第二部も読み終わった。エリアーデの「ホーニッヒベルガー博士の秘密」や稲生平太郎「アムネジア」に通ずるような面白いところがあったので忘れないうちにメモしておこうと思う。

その面白いところというのは、一言で言えば時空のゆがみで、いまこのブログを読んでいるなかにはこの小説を未読の方もいらっしゃるだろうからその骨組みだけを示すと、Aは行方不明になったBを捜すために超自然的存在C(イデア)とD(メタファー)の助言を乞う。彼らの助言に従って神話的冒険をなし終えたAの前にBが帰ってくる。AがBにどこへ行っていたかと聞くと、冒険は冒険ではあるけれど、本質的には危険でもなんでもない一種のいたずらを行っていたことが明らかになる。
ということで一応はめでたしめでたしになるのだが、読者には謎が残る。そのひとつはAの冒険の意味はなんだったかということ。もしBの失踪時の行動がBの説明のとおりなら、Bは遅かれ早かれ無事に発見されるだろうから、Aの(ある意味で生死をかけた)冒険は無意味だったことになる。

二つ目は穴の底で見つかったペンギンのお守り(第二部p.242)はなぜそこにあったかということだ。もしBの失踪時の行動がBの説明のとおりなら、それがそこにあるはずはない。

おそらくAが冒険をなし終えた時点で過去が改変されたのだと思う。つまり本当はBはもっと危険な状況にあった(それを暗示するのが穴の底にあったお守りである)が、Aが冒険を終えた時点でその現実が改変され、タイムトラベラーが過去に干渉して現在を変えるように、Bの状況は無害なものに変わったのであろう。

だが本当はタイムトラベラーという比喩はまちがっている。むしろそれは、時間とか空間とかが存在しない領域(本書の言葉でいうと「イデア」)で起こった事件であるととらえるのが正しかろう。ちょうど「ホーニッヒベルガー博士の秘密」や「アムネジア」の中で起きた事件がそうであったように。そして「イデアを殺す」ということは世界に時間と空間と因果を取り戻すということでもある。

そして「メタファー」というのは時間も空間も因果律も無視してあるものとあるものを結び付ける「結合術」の謂であろう。

結合術というのは強力な武器ではあるけれど、ひとつ困った点があって、それは因果(広い意味での「物語」)を欠いているために、あたかも何も書かれていないように見える点である。種村季弘が「世の中にはこんなに本があるのに、どうしてまた新しく本を書くの」と問われて「ここには何か書いてあるように見えるけれど実は何も書かれていないのだよ」と答えたというエピソードはこの間の消息を逆説的に伝えている。

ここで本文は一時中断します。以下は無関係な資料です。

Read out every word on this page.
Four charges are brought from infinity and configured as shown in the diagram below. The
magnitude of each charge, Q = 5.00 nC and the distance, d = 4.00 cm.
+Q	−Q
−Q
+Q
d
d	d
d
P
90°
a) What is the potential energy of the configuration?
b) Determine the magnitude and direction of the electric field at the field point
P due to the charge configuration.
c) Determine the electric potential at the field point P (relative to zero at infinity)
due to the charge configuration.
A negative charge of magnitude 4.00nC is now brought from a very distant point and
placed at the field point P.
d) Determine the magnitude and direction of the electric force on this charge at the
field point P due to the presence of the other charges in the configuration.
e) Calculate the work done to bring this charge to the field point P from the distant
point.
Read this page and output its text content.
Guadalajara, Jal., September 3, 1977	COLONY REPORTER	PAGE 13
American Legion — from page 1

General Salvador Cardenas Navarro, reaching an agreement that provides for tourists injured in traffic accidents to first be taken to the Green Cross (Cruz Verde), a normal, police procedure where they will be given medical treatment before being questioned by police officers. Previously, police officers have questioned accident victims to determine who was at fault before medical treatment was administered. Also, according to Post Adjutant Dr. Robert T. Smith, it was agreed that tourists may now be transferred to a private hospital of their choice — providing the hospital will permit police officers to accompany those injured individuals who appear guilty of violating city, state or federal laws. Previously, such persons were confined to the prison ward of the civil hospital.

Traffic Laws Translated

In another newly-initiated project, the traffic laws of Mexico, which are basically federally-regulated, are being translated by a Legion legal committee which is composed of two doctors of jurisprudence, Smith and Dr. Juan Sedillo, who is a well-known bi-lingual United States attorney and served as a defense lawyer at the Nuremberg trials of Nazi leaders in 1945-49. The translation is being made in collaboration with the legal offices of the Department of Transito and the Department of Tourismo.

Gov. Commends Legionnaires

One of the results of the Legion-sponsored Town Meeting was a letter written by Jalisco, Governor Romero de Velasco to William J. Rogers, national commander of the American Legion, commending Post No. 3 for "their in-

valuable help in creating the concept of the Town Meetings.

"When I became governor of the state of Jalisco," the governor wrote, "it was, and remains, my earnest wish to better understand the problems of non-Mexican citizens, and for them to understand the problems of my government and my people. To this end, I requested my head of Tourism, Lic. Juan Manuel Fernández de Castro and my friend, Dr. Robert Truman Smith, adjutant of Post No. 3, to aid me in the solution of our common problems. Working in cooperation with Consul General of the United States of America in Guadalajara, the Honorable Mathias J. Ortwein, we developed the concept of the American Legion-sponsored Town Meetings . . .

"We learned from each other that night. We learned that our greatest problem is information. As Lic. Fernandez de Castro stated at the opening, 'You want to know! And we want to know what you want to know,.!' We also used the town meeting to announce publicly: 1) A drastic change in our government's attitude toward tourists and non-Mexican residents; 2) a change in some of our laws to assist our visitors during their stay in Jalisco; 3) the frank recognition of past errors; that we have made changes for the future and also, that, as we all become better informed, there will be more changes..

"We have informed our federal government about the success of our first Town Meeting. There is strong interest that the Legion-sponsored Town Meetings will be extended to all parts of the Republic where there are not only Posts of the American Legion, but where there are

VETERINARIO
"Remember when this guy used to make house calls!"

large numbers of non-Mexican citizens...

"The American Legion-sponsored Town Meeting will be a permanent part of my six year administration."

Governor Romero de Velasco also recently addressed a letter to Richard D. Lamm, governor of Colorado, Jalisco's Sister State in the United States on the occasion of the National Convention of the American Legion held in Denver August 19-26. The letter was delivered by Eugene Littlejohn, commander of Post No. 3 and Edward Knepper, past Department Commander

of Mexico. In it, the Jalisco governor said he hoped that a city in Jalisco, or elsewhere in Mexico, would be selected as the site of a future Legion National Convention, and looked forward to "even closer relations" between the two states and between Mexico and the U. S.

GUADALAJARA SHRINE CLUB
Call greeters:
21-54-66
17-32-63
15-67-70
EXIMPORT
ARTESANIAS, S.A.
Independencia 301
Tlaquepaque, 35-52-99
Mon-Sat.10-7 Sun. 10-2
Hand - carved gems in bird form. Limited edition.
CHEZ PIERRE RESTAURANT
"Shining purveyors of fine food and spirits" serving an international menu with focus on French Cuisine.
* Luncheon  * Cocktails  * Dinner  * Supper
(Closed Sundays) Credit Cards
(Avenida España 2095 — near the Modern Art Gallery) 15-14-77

主人公は自己の資質を現実に適応させて有能な肖像画家として世の中と折り合っていたが、そのうちそれではあきたらなくなりより己の本質に近い絵を描く衝動が芽生える。だが一連の事件ののちに主人公は(イデアと、そしておそらくメタファーも殺して)ふたたび世の中と折り合う有能な肖像画家に戻る。(しかしそれがまたもやクライシスに陥るであろうことは冒頭のプロローグで暗示されている)。

こういう誰の人生にも多かれ少なかれ起こるであろうことを巧みに小説化するところに村上春樹の人気の秘密があるのだと思った。